Pat Higbie, XAPPmedia
Giving users too many choices on any single turn of a conversation.  Voice is different from web and mobile because the user needs to remember the choices provided in order to respond effectively. So, it’s important to limit the choices on any single turn in the conversation to 3 or 4 at the most.

Stephane Nguyen, Assist
Voice application publishers try to build tree flows, which function like IVR systems. This is not how people converse in general, specially over voice. How many times have you change subject during a conversation with your friend: “Oh by the way, I think I don’t want to go to this restaurant anymore”, while talking about another thing. This comes back to the article Shane (our CEO) has published. You should never have to “go back” to the restaurant step to change your mind.

Ahmed Bouzid, Witlingo
They don’t fully understand that the voice medium is fundamentally different from the visual/tactile interface. In the visual interface, you can have as many options as needed, and you have devices such as drop downs, checkbox lists, radio buttons, and images to guide the users.  The list can be as long as it can be and the cognitive load on the user is minimal. They can quickly scan the options and make a decision. In voice, the spoken word is linear, and so:

  1. Users have to wait for the options to be read one at a time
  2. They need to remember what the options are, [which means] that users need to remember, creating cognitive load
  3. Users can’t find out about the meaning of an option without disrupting the flow (no hovering over a question mark to find out what the option means)

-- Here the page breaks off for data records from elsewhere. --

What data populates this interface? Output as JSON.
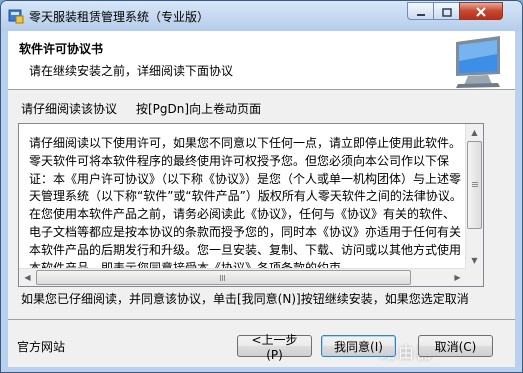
{
  "window": {
    "title": "零天服装租赁管理系统（专业版）"
  },
  "header": {
    "title": "软件许可协议书",
    "subtitle": "请在继续安装之前，详细阅读下面协议"
  },
  "instructions": {
    "read_label": "请仔细阅读该协议",
    "pgdn_hint": "按[PgDn]向上卷动页面"
  },
  "license": {
    "text": "请仔细阅读以下使用许可，如果您不同意以下任何一点，请立即停止使用此软件。零天软件可将本软件程序的最终使用许可权授予您。但您必须向本公司作以下保证：本《用户许可协议》（以下称《协议》）是您（个人或单一机构团体）与上述零天管理系统（以下称“软件”或“软件产品”）版权所有人零天软件之间的法律协议。在您使用本软件产品之前，请务必阅读此《协议》，任何与《协议》有关的软件、电子文档等都应是按本协议的条款而授予您的，同时本《协议》亦适用于任何有关本软件产品的后期发行和升级。您一旦安装、复制、下载、访问或以其他方式使用本软件产品，即表示您同意接受本《协议》各项条款的约束。"
  },
  "footer": {
    "hint": "如果您已仔细阅读，并同意该协议，单击[我同意(N)]按钮继续安装，如果您选定取消",
    "website": "官方网站",
    "back_label": "<上一步(P)",
    "agree_label": "我同意(I)",
    "cancel_label": "取消(C)"
  },
  "watermark": "路由器",
  "icons": {
    "app": "installer-icon",
    "minimize": "minimize-icon",
    "maximize": "maximize-icon",
    "close": "close-icon",
    "monitor": "monitor-icon"
  },
  "colors": {
    "title_bar": "#b5cdea",
    "close_button": "#c7472f",
    "default_button_border": "#3c7fb1"
  }
}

Worse: Voice is ephemeral and doesn’t persist – so you can’t easily pause the interaction and get back to it later. For example, you are leisurely filling out a a mortgage application form on your comfortable laptop and someone rings the bell. In the visual interface, you can just go ahead and answer the door and then come back and pick things up where you left off. A quick scan tells you where you were and what’s left to do. In voice, you just can’t do that without enduring a horrible experience.

Nick Schwab, Independent Developer
Giving users a lengthy response is the most common pitfall that I see in voice applications. For most apps (with the exception of games and news-related apps), users don’t want to be forced into hearing more information than they need. Prompting the user for if they would like additional information is often better than assuming that all your users will want the extra information.

John Kelvie, Bespoken
Not keeping a close eye on their voice apps once they go live. Outages lead to bad reviews from customers, and no publishers wants that – whether they are a hobbyist, brand or enterprise. Even if the cause of the outage is outside the developer’s control, knowing what is happening and mitigating or resolving it as quickly as possible is essential.